In W.E.B. DuBois: The Fight for Equality and the American Century, 1919-1963 (1993), Professor David Lewis’ treatment of the policy fissure between DuBois and the NAACP centrist-minded leaders like Walter White and Roy Wilkins in 1934 is, from my perspective, rather problematic. Lewis relates in a favorable tone the Byzantine maneuverings by Walter White and Roy Wilkins that closed the door on W.E.B. DuBois’ intellectually and politically outstanding role in the official ranks of the NAACP as founder-editor of its great journal The Crisis. For David Lewis, DuBois’ embrace of an intra-Black communitarian policy perspective for the NAACP marked the nadir of DuBois’ leadership career.
Lewis, for instance, refers favorably to an insulting commentary on DuBois’ intra-Black communitarian proposal by the conservative Black columnist for The Pittsburgh Courier, George Schuyler, who remarked: “Imagine the Top Sergeant of the Talented Tenth [W.E.B. DuBois] fouling like a punch drunk pugilist despairing of victory.” For David Lewis, George Schuyler’s infantile, tacky, and profane commentary on DuBois’ Black communitarian ideas “was [an] apt judgment.” (p.104)
In proposing a two-tier NAACP leadership perspective, W.E.B. DuBois was not indulging in typical one-dimensional separatist “black nationalism nostrums”, as Professor David Lewis claims. Nor was he throwing-in-the-towel on the historic “civil rights advocacy” NAACP role against American racism. Quite the contrary. Rather, DuBois’ Black communitarian ideas were premised on an insightful understanding by DuBois about Black American’s generic socio-cultural attributes in American life.

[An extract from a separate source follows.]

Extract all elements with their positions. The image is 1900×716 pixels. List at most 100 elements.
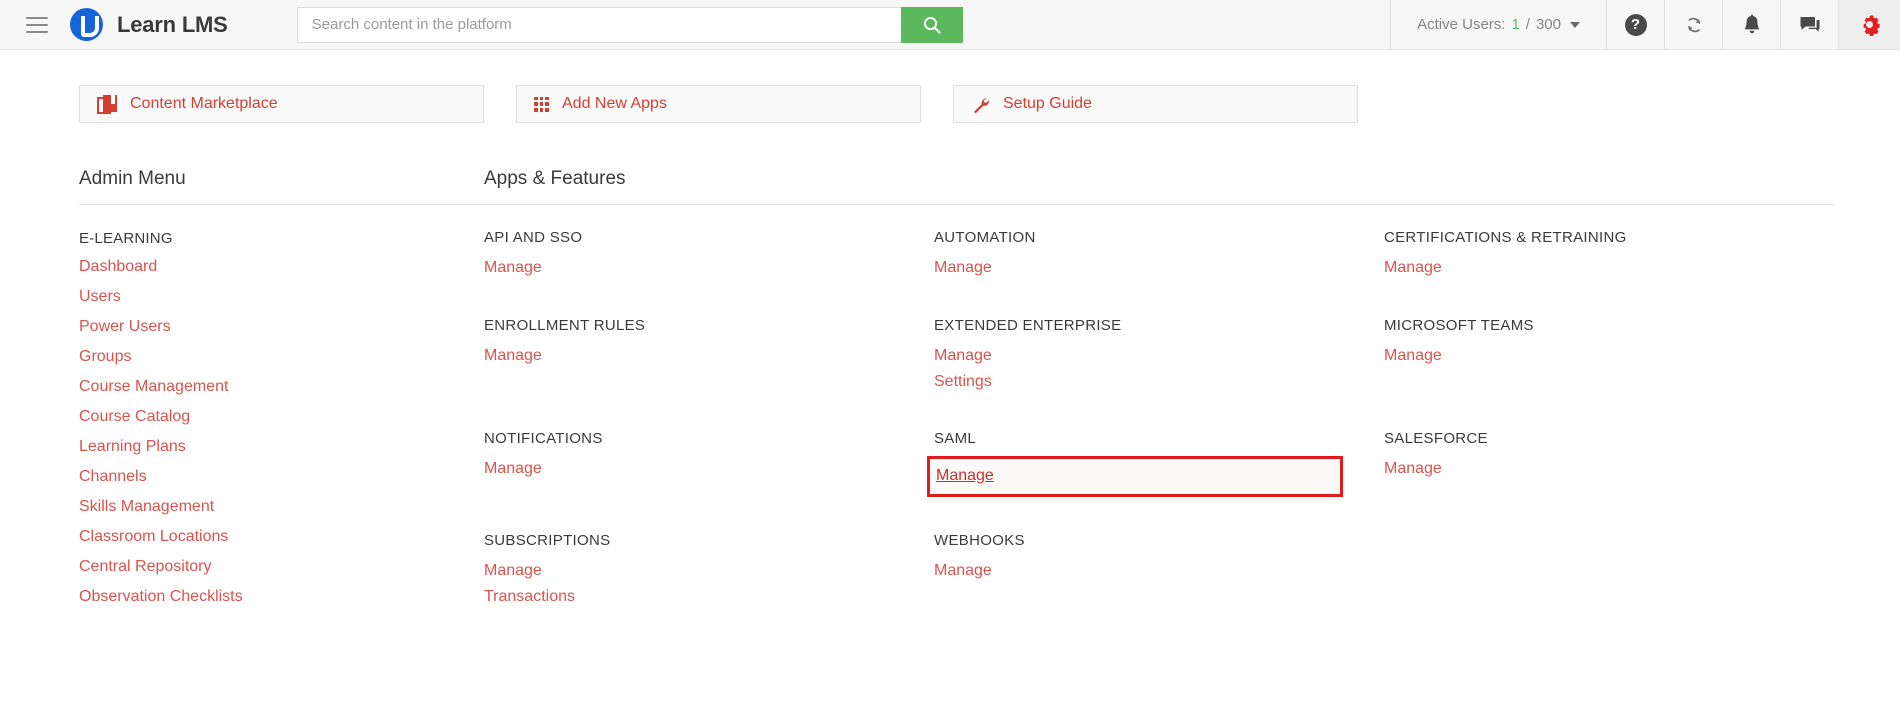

Namely, that Black Americans are both a “racial group” and an “ethic group”. As a “racial group” Black Americans can be thought of as a defensive ethnic group, which is to say as a group shaped in part by oppressive White supremacist dynamics in American civilization. As an “ethnic group” Black Americans can be thought of as an offensive ethnic group, which is to say as a group like Irish-Americans and other White ethnic groups who are fashioned by organic historical-cultural patterns, such as religion, folk beliefs and heritage, cultural-expressive practices, familial authority practices, and linguistic patterns.
Accordingly, when W.E.B. DuBois promulgated his two-tier policy perspective (civil rights advocacy-cum-Black communitarianism) in his famous essay titled “Segregation” in The Crisis (January 1934), he introduced what might be dubbed a “new civil rights rhetoric”. This new civil rights rhetoric sought to place the plight of the dark-skinned working-class majority of African-Americans in the pre-World War II era at the center of the mainline civil rights organization’s policy agenda — the NAACP’s agenda. After all, by the 1930s — despite a quarter-century emphasis on integration policies by the NAACP and its allies among liberal White Americans — the plight of the dark-skinned working-class Black masses in cities and in agrarian areas remained one of precarious jobs when they had jobs, poor education opportunities, and poverty-level living conditions. U.S. Census Bureau data for 1940, as World War II commenced for the United States, reported some 90% of African-Americans classified as living at poverty-level.